The Author

Richard Mason

Richard is a local coordinator for European Students for Liberty. He is an active writer on current affairs from a pro-liberty standpoint, and is assistant editor for the ESFL blog SpeakFreely.

In the United Kingdom, the National Health Service (NHS) is viewed by many to be far more than just our humble health system; to millions it is the pride of Britain and envy of the world. Any indication that a government intends to restrict or reform the NHS is usually met with harsh criticism, and to criticise it seems to be akin to burning the Union Flag, plotting to destroy parliament, or talking on the tube.




Yet every year the NHS seems to face another crisis. Every year we see headlines cry about understaffed hospitals, underpaid doctors, and overstocked waiting rooms. Usually, these cries are answered with calls for more funding, more taxes, and ultimately more state.

No-one, however, ever seems to address the elephant in the operating room; underfunding isn’t the problem. The NHS itself suffers from inherent flaws, which no amount of money is likely to fix. The NHS just isn’t working, but no-one seems to want to admit it.

Same Old Story

Back in September 2017, NHS Providers released a ‘Winter Warning’ document, in which the struggles that were certain to arrive with winter are anticipated and given solutions. The document acknowledges that “NHS performance last winter showed unacceptable levels of patient risk as growing demand outstripped NHS capacity” – the seemingly ever present issue of too many patients, not enough doctors/nurses.

Their website further discusses the grievances of 2016/17 winter: more people were left waiting in Accident & Emergency (A&E) for hours while less people saw ambulances arrive quickly enough. Evidently, the NHS needed reforms if it was going to avoid repeating these issues in 2018.

So, of course, the state did the only thing it knows how: increased spending. In response to calls for reforms to better deal with this winter’s crisis, the government decided on the ‘Better Care Fund’ as a solution. Thus, health and social care funding is brought together, coupled with a “major injection of social care money”.

As a result of the Better Care Fund, the NHS received £5.128 billion for the 2017/18 period, and will receive £5.617 billion for 2018/19.

But will this actually make much of a difference this winter? Does increased funding really help ease the strain that comes with winter? Obviously, it’s too early to tell how exactly the fund has affected statistics this year, but NHS firms don’t seem too optimistic.

A survey from NHS Providers found that most NHS firms are either not confident or on the fence about the funding’s merit in helping raise standards. Very few were ‘Very Confident’ that the funding would help ease the winter struggle.

More likely than not, more money simply isn’t the solution to the NHS’s woes. Instead, we should consider some of the more structural issues that holds British healthcare back from performing satisfactorily.

A Broken System?

The vast majority of the NHS is funded directly by taxation , at around 98%. The rest comes from small payments such as parking or prescription charges.

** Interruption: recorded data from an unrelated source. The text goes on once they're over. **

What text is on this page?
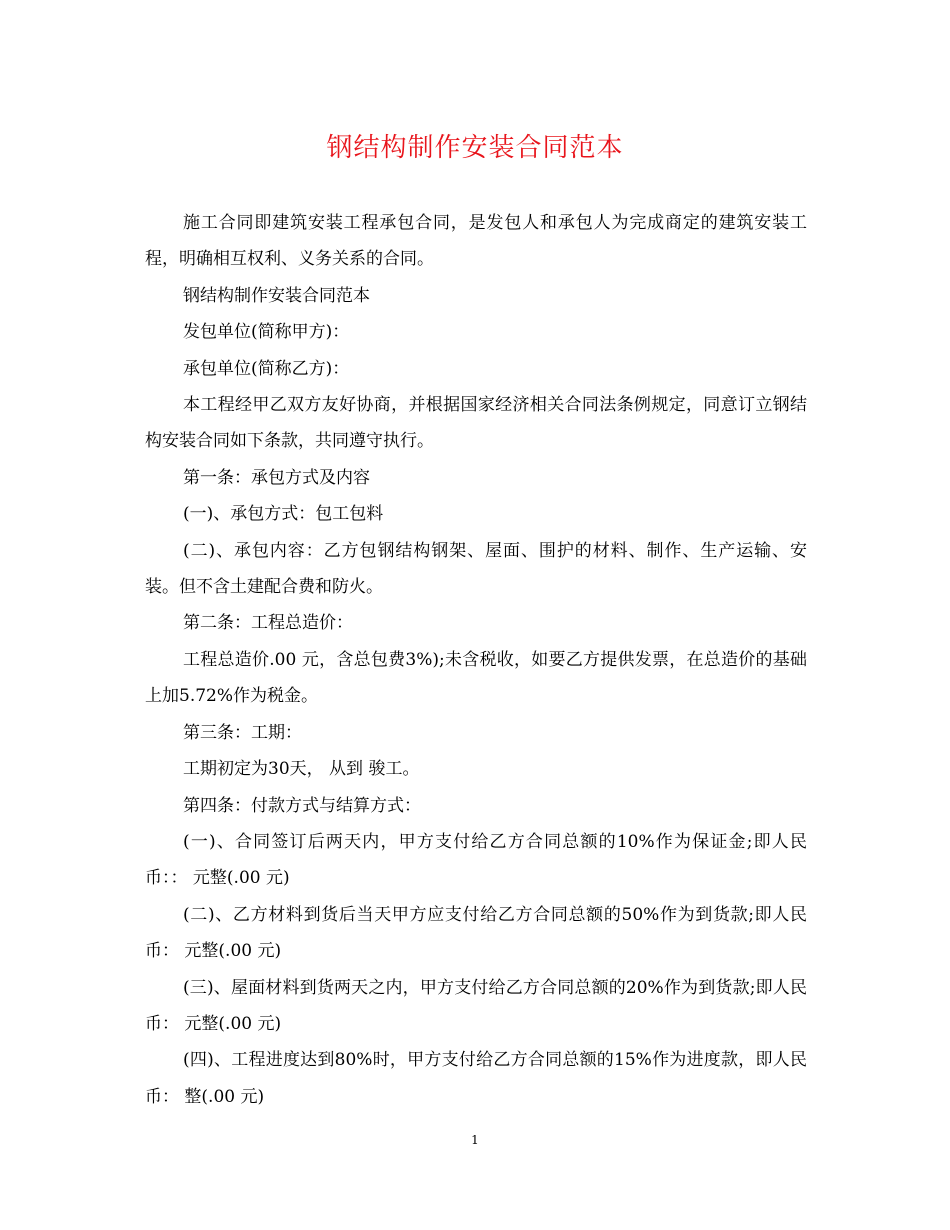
钢结构制作安装合同范本

施工合同即建筑安装工程承包合同，是发包人和承包人为完成商定的建筑安装工程，明确相互权利、义务关系的合同。

钢结构制作安装合同范本

发包单位(简称甲方)：

承包单位(简称乙方)：

本工程经甲乙双方友好协商，并根据国家经济相关合同法条例规定，同意订立钢结构安装合同如下条款，共同遵守执行。

第一条：承包方式及内容

(一)、承包方式：包工包料

(二)、承包内容：乙方包钢结构钢架、屋面、围护的材料、制作、生产运输、安装。但不含土建配合费和防火。

第二条：工程总造价：

工程总造价.00 元，含总包费3%);未含税收，如要乙方提供发票，在总造价的基础上加5.72%作为税金。

第三条：工期：

工期初定为30天， 从到 骏工。

第四条：付款方式与结算方式：

(一)、合同签订后两天内，甲方支付给乙方合同总额的10%作为保证金;即人民币：： 元整(.00 元)

(二)、乙方材料到货后当天甲方应支付给乙方合同总额的50%作为到货款;即人民币： 元整(.00 元)

(三)、屋面材料到货两天之内，甲方支付给乙方合同总额的20%作为到货款;即人民币： 元整(.00 元)

(四)、工程进度达到80%时，甲方支付给乙方合同总额的15%作为进度款，即人民币： 整(.00 元)

1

As every taxpayers chips in, every UK citizen is entitled to ‘free’ treatment at any NHS hospital or clinic. While this may seem wonderful, it does come with some pretty heavy baggage.

The main issue comes with the sheer number of patients using the NHS – 64.6 million people all entitled to treatment by a single institution. While a wealthy minority may decide to go private, the state system remains the first point of contact for the vast majority of Brits.

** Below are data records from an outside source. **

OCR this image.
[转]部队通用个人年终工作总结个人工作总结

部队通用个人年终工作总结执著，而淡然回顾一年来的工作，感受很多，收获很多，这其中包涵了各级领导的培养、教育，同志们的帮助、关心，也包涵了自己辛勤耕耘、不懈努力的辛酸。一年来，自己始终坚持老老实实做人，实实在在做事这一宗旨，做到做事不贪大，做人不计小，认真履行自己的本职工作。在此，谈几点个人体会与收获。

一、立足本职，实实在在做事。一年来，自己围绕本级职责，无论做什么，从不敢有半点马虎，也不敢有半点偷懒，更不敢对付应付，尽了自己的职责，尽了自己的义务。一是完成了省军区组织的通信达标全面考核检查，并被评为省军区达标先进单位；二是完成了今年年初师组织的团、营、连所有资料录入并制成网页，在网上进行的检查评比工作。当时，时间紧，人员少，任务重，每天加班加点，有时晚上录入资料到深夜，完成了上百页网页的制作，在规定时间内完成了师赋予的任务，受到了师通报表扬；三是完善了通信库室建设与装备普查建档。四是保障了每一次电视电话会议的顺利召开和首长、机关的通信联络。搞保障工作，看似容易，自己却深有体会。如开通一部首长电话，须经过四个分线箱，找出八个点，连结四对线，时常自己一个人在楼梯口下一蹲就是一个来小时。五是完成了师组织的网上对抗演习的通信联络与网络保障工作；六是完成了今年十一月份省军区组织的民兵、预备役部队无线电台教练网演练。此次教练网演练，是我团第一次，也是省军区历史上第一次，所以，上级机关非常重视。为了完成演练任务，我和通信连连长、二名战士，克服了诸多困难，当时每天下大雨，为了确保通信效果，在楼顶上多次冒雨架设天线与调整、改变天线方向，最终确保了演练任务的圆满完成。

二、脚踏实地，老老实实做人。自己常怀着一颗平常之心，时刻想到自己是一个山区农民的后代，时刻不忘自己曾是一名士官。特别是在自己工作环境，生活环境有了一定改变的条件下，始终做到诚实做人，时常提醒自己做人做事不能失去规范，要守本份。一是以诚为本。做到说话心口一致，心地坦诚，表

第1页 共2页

It’s no surprise, then, that NHS institutions have to deal with a million people every 36 hours in England alone.




Processing that many people naturally leads to congestion. As a result of the massive patient base, waiting times in A&E continue to get longer and longer. 11% of people attending A&E required no treatment last year, while 39% only received advice.

Thus, 50% of patients who visited A&E, a section dedicated for serious emergencies and injuries, could have received the same treatment from a Google search or visit to a GP.

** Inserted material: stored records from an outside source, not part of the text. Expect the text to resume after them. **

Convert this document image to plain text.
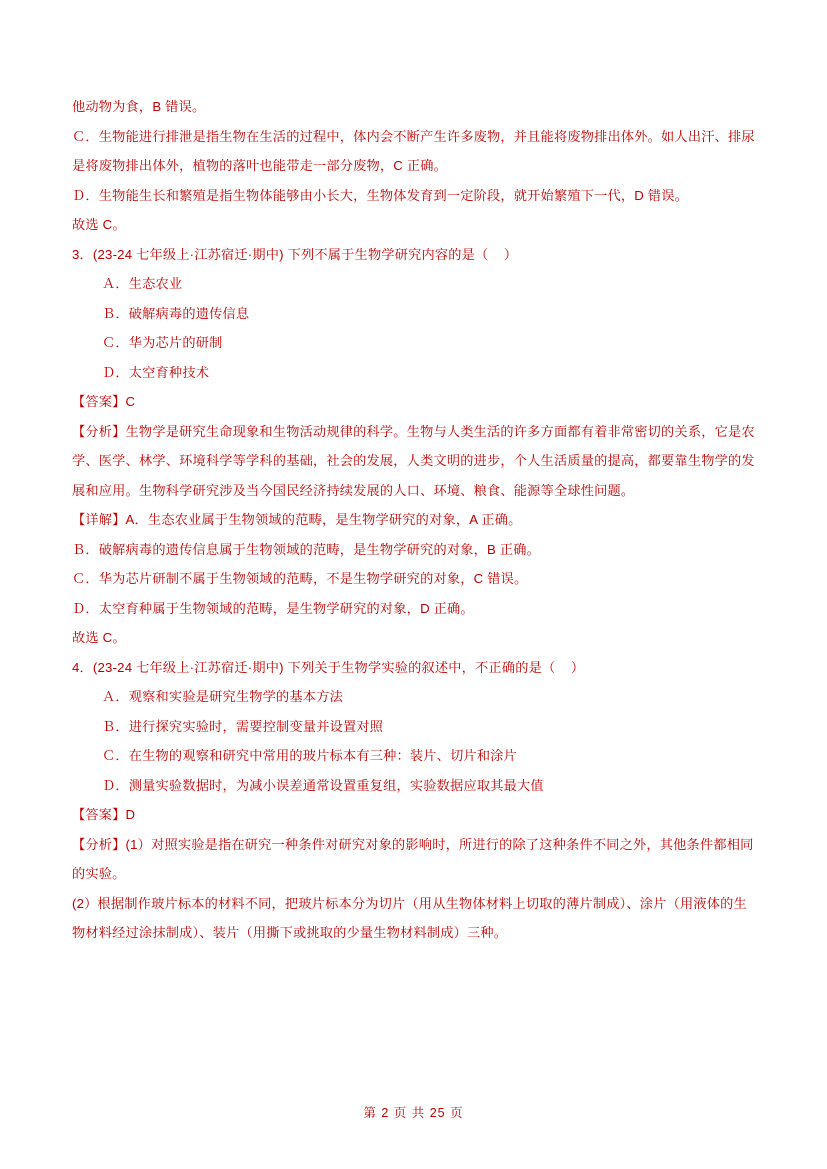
他动物为食，B 错误。
Ｃ．生物能进行排泄是指生物在生活的过程中，体内会不断产生许多废物，并且能将废物排出体外。如人出汗、排尿是将废物排出体外，植物的落叶也能带走一部分废物，C 正确。
Ｄ．生物能生长和繁殖是指生物体能够由小长大，生物体发育到一定阶段，就开始繁殖下一代，D 错误。
故选 C。
3．(23-24 七年级上·江苏宿迁·期中) 下列不属于生物学研究内容的是（    ）
Ａ．生态农业
Ｂ．破解病毒的遗传信息
Ｃ．华为芯片的研制
Ｄ．太空育种技术
【答案】C
【分析】生物学是研究生命现象和生物活动规律的科学。生物与人类生活的许多方面都有着非常密切的关系，它是农学、医学、林学、环境科学等学科的基础，社会的发展，人类文明的进步，个人生活质量的提高，都要靠生物学的发展和应用。生物科学研究涉及当今国民经济持续发展的人口、环境、粮食、能源等全球性问题。
【详解】A．生态农业属于生物领域的范畴，是生物学研究的对象，A 正确。
Ｂ．破解病毒的遗传信息属于生物领域的范畴，是生物学研究的对象，B 正确。
Ｃ．华为芯片研制不属于生物领域的范畴，不是生物学研究的对象，C 错误。
Ｄ．太空育种属于生物领域的范畴，是生物学研究的对象，D 正确。
故选 C。
4．(23-24 七年级上·江苏宿迁·期中) 下列关于生物学实验的叙述中，不正确的是（    ）
Ａ．观察和实验是研究生物学的基本方法
Ｂ．进行探究实验时，需要控制变量并设置对照
Ｃ．在生物的观察和研究中常用的玻片标本有三种：装片、切片和涂片
Ｄ．测量实验数据时，为减小误差通常设置重复组，实验数据应取其最大值
【答案】D
【分析】(1）对照实验是指在研究一种条件对研究对象的影响时，所进行的除了这种条件不同之外，其他条件都相同的实验。
(2）根据制作玻片标本的材料不同，把玻片标本分为切片（用从生物体材料上切取的薄片制成）、涂片（用液体的生物材料经过涂抹制成）、装片（用撕下或挑取的少量生物材料制成）三种。
第 2 页 共 25 页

Ultimately, it all comes down to the funding. From the patient’s perspective, they have already paid for their treatment with their taxes. There’s no reason not to go to a hospital or doctor with a minor cough or flu, because they’ve already signed the cheque. While many praise the NHS for providing accessible healthcare to all, few acknowledge the moral hazard this creates.

One thing is for certain, however: the NHS is in dire need of serious reform. The negative trends discussed in this article are unlikely to go away without real changes, and simply throwing more money at it does nothing to address the underlying, structural issues with a single-payer system.

The British government needs to rethink its strategy on healthcare. If we want patients to receive timely treatment at a high standard, the NHS is going to need restructuring, not a pay rise.